Site Control – Site and tract of building pad where proposed building is to be developed must have simple ownership clear of any encumbrances.

Plat – A plat of the property must be prepared by a licensed surveyor. Plat must show restrictions, building setbacks and easements. Plat also must illustrate land topography.

Zoning – Proposed property must be located in a principal use zone for industrial or mixed uses. If community has no zoning, then covenants or surrounding uses must be conducive to industrial use.

Building Pad – The site must have completed a building pad that would allow for the construction of a building, with a minimum size of 50,000 square-feet, expandible to 100,000 square-feet or more that could be built on the tract. The tract must be graded to include the area of the proposed building and any proposed expansion. The pad construction must be certified by a licensed engineer.

Aerial Imagery – Current aerial image of the property must be provided.

Environmental Studies – All necessary environmental studies must be completed and on file. All studies must state that the property is clear of any environmental issues that might inhibit development on the tract.
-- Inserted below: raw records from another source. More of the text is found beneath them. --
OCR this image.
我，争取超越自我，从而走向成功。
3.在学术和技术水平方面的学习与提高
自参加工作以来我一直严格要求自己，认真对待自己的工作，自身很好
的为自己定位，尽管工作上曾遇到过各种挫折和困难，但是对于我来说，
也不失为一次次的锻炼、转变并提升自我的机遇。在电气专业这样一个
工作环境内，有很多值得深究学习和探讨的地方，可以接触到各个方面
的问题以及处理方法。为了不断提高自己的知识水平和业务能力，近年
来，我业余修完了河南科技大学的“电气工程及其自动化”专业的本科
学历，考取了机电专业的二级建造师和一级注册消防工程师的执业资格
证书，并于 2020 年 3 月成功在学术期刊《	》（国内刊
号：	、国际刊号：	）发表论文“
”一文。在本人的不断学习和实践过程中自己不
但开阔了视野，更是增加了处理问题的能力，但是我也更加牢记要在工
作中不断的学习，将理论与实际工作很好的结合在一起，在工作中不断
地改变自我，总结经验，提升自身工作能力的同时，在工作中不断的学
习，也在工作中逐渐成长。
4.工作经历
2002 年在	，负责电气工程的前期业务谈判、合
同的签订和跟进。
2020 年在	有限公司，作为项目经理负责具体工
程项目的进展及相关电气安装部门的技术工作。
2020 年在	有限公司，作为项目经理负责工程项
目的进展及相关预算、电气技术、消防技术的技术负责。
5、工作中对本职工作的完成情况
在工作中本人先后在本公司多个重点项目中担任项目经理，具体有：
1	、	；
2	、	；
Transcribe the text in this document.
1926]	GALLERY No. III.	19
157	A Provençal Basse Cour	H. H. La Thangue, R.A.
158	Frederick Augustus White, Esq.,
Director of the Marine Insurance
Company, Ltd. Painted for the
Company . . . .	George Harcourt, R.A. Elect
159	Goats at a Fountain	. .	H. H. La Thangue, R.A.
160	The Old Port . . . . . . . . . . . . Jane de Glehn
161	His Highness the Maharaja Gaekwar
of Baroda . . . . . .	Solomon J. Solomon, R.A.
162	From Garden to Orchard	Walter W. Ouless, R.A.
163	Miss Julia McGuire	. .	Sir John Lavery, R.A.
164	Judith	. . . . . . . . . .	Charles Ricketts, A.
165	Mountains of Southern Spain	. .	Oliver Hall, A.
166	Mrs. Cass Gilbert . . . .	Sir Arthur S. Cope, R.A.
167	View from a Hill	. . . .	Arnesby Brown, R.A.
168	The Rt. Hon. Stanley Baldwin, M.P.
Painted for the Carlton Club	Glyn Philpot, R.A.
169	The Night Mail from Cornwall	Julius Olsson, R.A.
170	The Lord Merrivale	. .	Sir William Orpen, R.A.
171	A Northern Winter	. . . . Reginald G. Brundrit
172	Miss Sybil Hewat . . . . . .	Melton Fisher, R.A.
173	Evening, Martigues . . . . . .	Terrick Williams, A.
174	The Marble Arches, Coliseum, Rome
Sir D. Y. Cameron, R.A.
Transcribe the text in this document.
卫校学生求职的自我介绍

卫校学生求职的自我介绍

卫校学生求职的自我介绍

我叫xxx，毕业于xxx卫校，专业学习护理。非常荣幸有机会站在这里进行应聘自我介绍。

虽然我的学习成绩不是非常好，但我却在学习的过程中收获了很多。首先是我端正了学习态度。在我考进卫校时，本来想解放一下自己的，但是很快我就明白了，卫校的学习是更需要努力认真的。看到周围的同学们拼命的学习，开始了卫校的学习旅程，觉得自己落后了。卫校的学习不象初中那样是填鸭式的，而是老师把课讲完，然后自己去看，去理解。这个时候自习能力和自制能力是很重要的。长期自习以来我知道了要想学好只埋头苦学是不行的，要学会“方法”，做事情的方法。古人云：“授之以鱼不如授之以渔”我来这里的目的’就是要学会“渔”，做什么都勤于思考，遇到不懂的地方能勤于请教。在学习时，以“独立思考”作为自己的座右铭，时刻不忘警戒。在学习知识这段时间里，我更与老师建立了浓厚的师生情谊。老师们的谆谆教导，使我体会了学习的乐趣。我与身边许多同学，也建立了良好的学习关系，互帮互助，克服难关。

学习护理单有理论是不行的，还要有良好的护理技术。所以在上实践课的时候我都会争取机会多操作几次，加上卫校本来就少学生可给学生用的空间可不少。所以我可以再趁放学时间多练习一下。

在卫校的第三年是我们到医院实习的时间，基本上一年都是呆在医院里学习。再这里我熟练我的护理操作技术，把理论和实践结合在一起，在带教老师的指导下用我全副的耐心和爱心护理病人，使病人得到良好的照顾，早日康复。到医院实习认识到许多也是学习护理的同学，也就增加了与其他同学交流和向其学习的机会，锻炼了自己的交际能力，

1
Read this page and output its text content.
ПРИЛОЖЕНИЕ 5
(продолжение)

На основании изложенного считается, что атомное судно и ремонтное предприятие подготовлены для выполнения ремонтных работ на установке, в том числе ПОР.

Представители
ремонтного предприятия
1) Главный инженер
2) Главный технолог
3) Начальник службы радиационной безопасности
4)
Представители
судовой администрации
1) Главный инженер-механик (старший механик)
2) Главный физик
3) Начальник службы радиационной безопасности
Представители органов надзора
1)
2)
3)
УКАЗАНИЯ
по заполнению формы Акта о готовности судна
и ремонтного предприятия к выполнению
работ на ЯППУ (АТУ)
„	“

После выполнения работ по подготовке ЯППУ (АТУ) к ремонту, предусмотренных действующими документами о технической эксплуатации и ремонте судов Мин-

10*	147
Necessary environmental studies include:

  • Phase 1 Environmental Study
  • Geotechnical Study
  • Archeological and Historical Site Assessment
    - Not required if site is already zoned and prepared for industrial use
    - Strongly encouraged if site has not previously been zoned & prepared for industrial use, or if the site is suspected to contain historical significance or artifact(s).

Stream and Wetland Mitigation – All streams and wetlands on tract must be cleared and mitigated. The development plan must clearly define how streams and wetlands can be avoided.

Site Plan – A site plan of the property must be approved by local government. This plan must show the building footprint, locations of all utilities, parking areas, contours, erosion control, etc.

Permits / Approvals – All permits and approvals required by state and local government must be completed with documentation. Necessary permits and approvals and the responsible organizations are:

  • Storm Water Construction Permit – Energy & Environment Cabinet
  • Utility Line Extension Permit (if necessary) – Energy & Environment Cabinet


A Build-Ready site must have the following infrastructure available:

Road Access – The property must be accessible by a AA rated truck route. A plan must be in place to extend access to property. Documentation of a road extension plan that includes cost and funding details must be provided.

3-Phase Power – The site should be served by 3-phase power adequate to support industrial/commercial usage.

Water and Sewer – Water and sewer lines capable of serving industrial users, must serve the site and/or the industrial park in which it is located. A commitment letter from the utility provider must be provided that includes a written plan detailing cost estimates, funding plan and development schedule.

Gas – Gas line capable of serving industrial users must serve the site and/or the industrial park in which is located. A commitment letter from the utility provider must be provided. That includes a written plan detailing cost estimates, funding plan and development schedule.

Telecommunications – The site must be served by a telecommunications provider able to provide T-1 or greater service.

Building Plans

While a Build-Ready site will not have an actual building, the following requirements for a building must be met:

Preliminary Design – Detailed architectural plans for interior and exterior of building with real cost estimate and construction timeline must be provided.

Construction Plan – The community must identify a process by which the project would more forward to construction. Plan may include a bid process to identify a contractor.

Cost & Schedule Projections – First cost estimates with detailed and realistic timeline for work must be established.

Project Funding – Detailed plan for how project would be funded and completed must be provided. Buildings must be marketed as for sale, lease or both. For a building to be marketed for lease, the community must provide documentation of ability to finance the proposed building. If adequate documentation is not provided, then the proposed building can be marketed as for sale only.

Rendering – Color renderings of proposed building must be provided for marketing purposes.